Thursday, January 9, 2014

No unemployment benefits, no WPA, just free-market fantasies

(Unemployed older Americans were hired into the WPA. These men are working on military files in Baltimore, Maryland, in May of 1941. If they were alive and unemployed today, they would receive no such job opportunities. They would, instead, be left to the mercy of employers who would likely discriminate against them because of their age and also because of their unemployed status. Image courtesy of the University of Maryland College Park Archives.)  

Many right-wing politicians, pundits, and Internet comment-makers pray for the day when unemployment benefits are a thing of the past. Not only do they want federally-funded extended benefits eliminated, but they also want the traditional 26-week state benefit programs dismantled (see, e.g., "Florida and other states cut unemployment benefits").

We also know that many right-wing politicians, pundits, and Internet comment-makers would never buy into the idea of a new WPA, even though their icon--Ronald Reagan--had positive things to say about the WPA in his autobiography. To modern Reaganites, who make Reagan look quite liberal, a WPA would be "creeping socialism!"
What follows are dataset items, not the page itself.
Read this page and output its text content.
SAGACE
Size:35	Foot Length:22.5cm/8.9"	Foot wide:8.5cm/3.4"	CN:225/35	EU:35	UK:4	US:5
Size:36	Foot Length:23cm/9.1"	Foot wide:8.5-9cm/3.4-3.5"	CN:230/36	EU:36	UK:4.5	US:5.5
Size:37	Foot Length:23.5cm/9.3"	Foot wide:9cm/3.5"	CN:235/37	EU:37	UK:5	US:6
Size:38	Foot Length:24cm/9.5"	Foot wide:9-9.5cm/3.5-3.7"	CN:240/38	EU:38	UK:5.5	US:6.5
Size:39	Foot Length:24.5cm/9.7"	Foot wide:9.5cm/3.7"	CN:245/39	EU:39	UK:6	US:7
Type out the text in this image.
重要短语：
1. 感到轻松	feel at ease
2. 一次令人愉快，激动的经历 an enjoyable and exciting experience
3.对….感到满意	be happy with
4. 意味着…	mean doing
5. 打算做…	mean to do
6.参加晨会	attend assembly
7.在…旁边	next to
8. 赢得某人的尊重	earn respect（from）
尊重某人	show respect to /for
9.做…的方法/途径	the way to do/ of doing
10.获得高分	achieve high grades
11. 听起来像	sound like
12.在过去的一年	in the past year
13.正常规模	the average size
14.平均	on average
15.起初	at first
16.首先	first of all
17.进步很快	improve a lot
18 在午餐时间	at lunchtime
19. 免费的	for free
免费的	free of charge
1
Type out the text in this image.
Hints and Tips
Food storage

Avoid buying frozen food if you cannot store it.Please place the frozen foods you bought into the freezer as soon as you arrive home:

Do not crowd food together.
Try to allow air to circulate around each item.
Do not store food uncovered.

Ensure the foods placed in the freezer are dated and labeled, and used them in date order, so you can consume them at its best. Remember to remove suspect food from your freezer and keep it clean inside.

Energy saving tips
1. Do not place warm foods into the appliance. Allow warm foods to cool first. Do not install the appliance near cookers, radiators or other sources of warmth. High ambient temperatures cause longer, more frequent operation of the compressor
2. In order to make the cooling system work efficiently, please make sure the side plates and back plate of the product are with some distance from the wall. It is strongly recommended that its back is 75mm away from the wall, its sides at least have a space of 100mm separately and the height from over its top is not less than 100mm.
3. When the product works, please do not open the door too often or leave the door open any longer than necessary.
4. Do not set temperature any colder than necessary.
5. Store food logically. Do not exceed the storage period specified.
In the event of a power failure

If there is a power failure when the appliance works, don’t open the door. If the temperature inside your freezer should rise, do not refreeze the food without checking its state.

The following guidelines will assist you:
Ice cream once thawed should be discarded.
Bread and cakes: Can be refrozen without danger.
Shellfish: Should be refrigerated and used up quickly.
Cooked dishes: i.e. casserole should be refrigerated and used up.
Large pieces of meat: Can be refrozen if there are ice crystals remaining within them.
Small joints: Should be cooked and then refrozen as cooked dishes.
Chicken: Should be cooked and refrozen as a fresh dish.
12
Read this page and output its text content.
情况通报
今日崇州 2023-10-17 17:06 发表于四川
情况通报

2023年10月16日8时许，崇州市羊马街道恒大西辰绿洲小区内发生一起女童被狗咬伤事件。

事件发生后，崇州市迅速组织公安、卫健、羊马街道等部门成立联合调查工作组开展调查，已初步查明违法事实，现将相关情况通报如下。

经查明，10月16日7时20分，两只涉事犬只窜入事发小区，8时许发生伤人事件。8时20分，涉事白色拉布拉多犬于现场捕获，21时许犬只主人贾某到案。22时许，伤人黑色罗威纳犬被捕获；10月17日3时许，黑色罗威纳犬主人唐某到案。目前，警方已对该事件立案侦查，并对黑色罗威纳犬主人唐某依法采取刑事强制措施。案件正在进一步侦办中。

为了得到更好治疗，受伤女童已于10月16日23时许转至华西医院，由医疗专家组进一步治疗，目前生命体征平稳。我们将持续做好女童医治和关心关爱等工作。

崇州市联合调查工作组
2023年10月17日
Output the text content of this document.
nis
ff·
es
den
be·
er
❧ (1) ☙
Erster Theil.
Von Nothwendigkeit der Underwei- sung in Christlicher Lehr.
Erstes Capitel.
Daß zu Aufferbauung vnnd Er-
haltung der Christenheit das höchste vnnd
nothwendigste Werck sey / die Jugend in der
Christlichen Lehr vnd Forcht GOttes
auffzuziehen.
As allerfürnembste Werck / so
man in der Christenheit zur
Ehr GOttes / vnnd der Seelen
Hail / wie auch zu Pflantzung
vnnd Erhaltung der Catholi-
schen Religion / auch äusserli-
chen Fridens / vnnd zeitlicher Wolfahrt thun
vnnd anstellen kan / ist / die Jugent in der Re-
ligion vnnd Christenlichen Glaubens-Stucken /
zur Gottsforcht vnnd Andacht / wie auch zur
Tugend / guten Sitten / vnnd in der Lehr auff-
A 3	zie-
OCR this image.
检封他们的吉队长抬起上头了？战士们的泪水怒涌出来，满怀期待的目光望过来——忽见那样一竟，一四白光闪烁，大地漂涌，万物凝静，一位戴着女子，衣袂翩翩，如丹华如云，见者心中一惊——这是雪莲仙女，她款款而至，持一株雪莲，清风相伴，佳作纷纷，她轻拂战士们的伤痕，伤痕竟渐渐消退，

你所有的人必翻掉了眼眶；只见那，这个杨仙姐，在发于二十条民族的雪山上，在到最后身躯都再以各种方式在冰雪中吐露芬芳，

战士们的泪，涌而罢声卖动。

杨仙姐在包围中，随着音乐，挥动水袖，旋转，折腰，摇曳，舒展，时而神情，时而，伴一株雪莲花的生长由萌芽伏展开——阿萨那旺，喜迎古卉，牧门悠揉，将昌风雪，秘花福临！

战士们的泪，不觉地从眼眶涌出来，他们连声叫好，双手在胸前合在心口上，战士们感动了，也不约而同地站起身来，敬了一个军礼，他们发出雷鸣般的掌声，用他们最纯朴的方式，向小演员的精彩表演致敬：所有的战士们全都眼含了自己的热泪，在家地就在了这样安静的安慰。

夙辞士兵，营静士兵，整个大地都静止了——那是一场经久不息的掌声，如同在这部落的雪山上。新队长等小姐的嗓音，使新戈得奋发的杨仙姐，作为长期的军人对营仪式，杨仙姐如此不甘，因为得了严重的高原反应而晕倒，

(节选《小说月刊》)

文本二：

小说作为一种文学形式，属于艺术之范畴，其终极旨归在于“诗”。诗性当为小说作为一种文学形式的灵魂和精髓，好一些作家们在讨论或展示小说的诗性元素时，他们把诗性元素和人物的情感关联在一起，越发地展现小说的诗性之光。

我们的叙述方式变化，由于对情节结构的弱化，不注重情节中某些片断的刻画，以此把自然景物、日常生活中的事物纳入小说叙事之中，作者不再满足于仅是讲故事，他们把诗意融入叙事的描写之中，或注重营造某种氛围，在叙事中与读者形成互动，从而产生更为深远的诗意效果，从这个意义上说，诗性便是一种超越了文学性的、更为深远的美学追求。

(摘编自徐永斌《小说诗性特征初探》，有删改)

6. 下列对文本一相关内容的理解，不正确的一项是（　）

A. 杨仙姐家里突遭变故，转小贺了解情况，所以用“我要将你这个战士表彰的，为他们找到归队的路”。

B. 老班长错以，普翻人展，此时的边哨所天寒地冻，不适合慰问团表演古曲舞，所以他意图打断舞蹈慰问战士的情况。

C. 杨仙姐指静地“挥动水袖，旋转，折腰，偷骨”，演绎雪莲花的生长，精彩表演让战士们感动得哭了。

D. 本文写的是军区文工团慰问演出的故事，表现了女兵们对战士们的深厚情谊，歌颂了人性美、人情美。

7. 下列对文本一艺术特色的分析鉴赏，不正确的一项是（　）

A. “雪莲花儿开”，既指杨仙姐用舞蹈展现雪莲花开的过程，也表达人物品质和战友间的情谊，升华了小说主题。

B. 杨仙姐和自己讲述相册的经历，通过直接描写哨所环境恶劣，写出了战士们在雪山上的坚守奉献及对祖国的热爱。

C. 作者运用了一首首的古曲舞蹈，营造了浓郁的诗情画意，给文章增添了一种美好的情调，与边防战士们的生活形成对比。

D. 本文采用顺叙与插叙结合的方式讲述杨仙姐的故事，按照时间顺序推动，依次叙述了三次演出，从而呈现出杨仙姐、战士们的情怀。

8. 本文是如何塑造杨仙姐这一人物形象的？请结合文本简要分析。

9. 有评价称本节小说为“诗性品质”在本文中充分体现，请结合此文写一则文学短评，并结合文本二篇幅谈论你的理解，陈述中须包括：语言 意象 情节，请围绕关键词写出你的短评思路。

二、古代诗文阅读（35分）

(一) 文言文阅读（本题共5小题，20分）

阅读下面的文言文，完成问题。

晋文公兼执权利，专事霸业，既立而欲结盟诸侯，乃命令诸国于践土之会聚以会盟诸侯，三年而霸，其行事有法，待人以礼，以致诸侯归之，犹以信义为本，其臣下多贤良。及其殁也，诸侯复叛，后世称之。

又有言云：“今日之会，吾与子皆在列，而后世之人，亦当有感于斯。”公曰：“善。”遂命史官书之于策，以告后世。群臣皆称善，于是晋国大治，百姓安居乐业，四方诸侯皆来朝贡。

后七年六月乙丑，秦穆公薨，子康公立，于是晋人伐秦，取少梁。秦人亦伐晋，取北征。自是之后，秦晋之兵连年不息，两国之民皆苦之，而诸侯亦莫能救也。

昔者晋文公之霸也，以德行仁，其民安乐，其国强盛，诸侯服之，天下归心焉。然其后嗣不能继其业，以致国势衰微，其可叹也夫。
(In the National Youth Administration--which started out as a subdivision of the WPA--young men and women found work and training. This young man is gaining woodworking experience in a National Youth Administration machine shop in Wisconsin. If he were alive and unemployed today, there would be no National Youth Administration to offer employment and training to him. But perhaps he could work in a warehouse while living in the woods, like some American workers are forced to do today due to the pathetic wages they are paid. Image courtesy of the National Archives and the New Deal Network.)  

So, what is the solution to joblessness, according to the right-wing folks? Well, the proposals I've heard or read usually go along the lines of: "Get a job at McDonalds or Walmart, work really hard, management will notice this hard work, and then you'll experience a string of promotions & raises that will ultimately allow you to realize the American Dream." This is the Horatio Alger, rags-to-riches myth. The free-market fantasy. The idea that if people just work harder, and if we just give more tax breaks to the wealthy, everything will be much better.  

The extreme right would have us dismiss the fact that the unemployed are discriminated against, would have us dismiss the fact that there are not even enough low-wage jobs for everyone, dismiss the fact that workers actually are working harder but that their hard work is not resulting in promotions & raises, and dismiss the fact that simple math & logic quashes the notion that all, or even most, hard workers will one day become well-paid managers (there will always be far more worker bees than managers).

(Women found employment in a multitude of areas in the WPA. Here, formerly unemployed women prepare to take books to rural families in Kentucky, in 1938. If these "pack horse librarians," as they were called, were alive and unemployed today, they would receive no such job offerings. However, they would have the opportunity to be called "leeches" by a multitude of Internet comment-makers, and be discriminated against by employers. Image courtesy of the National Archives and the New Deal Network.)         

So, where does all this leave the long-term unemployed? Well, their unemployment benefits are constantly being threatened or eliminated, our government refuses to create (or even contemplate) a new WPA, they're discriminated against by employers, and they face a mean-spirited right-wing army that's hung up on free-market fantasies, while gleefully declaring that the unemployed are "lazy," "leeches," "takers," "moochers," and "parasites," who don't deserve help (thereby, no doubt, exacerbating the discrimination that the unemployed face in their job search. After all, who wants to hire a so-called "leech").

Is it any wonder that the unemployed are having such a hard time getting back on their feet, in this atmosphere of government apathy, employment discrimination, and right-wing vitriol? What we need is a new WPA, but unfortunately all we're going to get is a free-market fantasy.